Search code examples
cudanvcc

CUDA: Forgetting kernel launch configuration does not result in NVCC compiler warning or error


When I try to call a CUDA kernel (a __global__ function) using a function pointer, everything appears to work just fine. However, if I forget to provide launch configuration when calling the kernel, NVCC will not result in an error or warning, but the program will compile and then crash if I attempt to run it.

__global__ void bar(float x) { printf("foo: %f\n", x); }

typedef void(*FuncPtr)(float);

void invoker(FuncPtr func)
{
    func<<<1, 1>>>(1.0);
}

invoker(bar);
cudaDeviceSynchronize();

Compile and run the above. Everything will work just fine. Then, remove the kernel's launch configuration (i.e., <<<1, 1>>>). The code will compile just fine but it will crash when you try to run it.

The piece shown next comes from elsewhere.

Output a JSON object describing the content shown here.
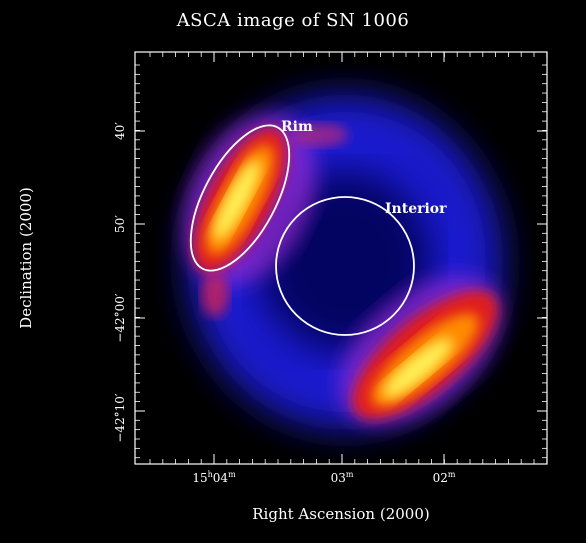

Any idea what is going on? Is this a bug, or I am not supposed to pass around pointers of __global__ functions?

CUDA version: 8.0

OS version: Debian (Testing repo) GPU: NVIDIA GeForce 750M


Solution

  • If we take a slightly more complex version of your repro, and look at the code emitted by the CUDA toolchain front-end, it becomes possible to see what is happening:

    #include <cstdio>
    
    __global__ void bar_func(float x) { printf("foo: %f\n", x); }
    typedef void(*FuncPtr)(float);
    
    void invoker(FuncPtr passed_func)
    {
    #ifdef NVCC_FAILS_HERE
        bar_func(1.0);
    #endif
        bar_func<<<1,1>>>(1.0);
        passed_func(1.0);
        passed_func<<<1,1>>>(2.0);
    }
    

    So let's compile it a couple of ways:

    $ nvcc -arch=sm_52 -c -DNVCC_FAILS_HERE invoker.cu 
    invoker.cu(10): error: a __global__ function call must be configured
    

    i.e. the front-end can detect that bar_func is a global function and requires launch parameters. Another attempt:

    $ nvcc -arch=sm_52 -c -keep invoker.cu
    

    As you note, this produces no compile error. Let's look at what happened:

    void bar_func(float x) ;
    # 5 "invoker.cu"
    typedef void (*FuncPtr)(float);
    # 7 "invoker.cu"
    void invoker(FuncPtr passed_func)
    # 8 "invoker.cu"
    {
    # 12 "invoker.cu"
    (cudaConfigureCall(1, 1)) ? (void)0 : (bar_func)((1.0));
    # 13 "invoker.cu"
    passed_func((2.0));
    # 14 "invoker.cu"
    (cudaConfigureCall(1, 1)) ? (void)0 : passed_func((3.0));
    # 15 "invoker.cu"
    }
    

    The standard kernel invocation syntax <<<>>> gets expanded into an inline call to cudaConfigureCall, and then a host wrapper function is called. The host wrapper has the API internals required to launch the kernel:

    void bar_func( float __cuda_0)
    # 3 "invoker.cu"
    {__device_stub__Z8bar_funcf( __cuda_0); }
    
    void __device_stub__Z8bar_funcf(float __par0)
    {
        if (cudaSetupArgument((void *)(char *)&__par0, sizeof(__par0), (size_t)0UL) != cudaSuccess) return;
        { volatile static char *__f __attribute__((unused)); __f = ((char *)((void ( *)(float))bar_func)); 
          (void)cudaLaunch(((char *)((void ( *)(float))bar_func)));
        };
    }
    

    So the stub only handles arguments and launches the kernel via cudaLaunch. It doesn't handle launch configuration

    The underlying reason for the crash (actually an undetected runtime API error) is that the kernel launch happens without a prior configuration. Obviously this happens because the CUDA front end (and C++ for that matter) can't do pointer introspection at compile time and detect that your function pointer is a stub function for calling a kernel.

    I think the only way to describe this is a "limitation" of the runtime API and compiler. I wouldn't say what you are doing is wrong, but I would probably be using the driver API and explicitly managing the kernel launch myself in such a situation.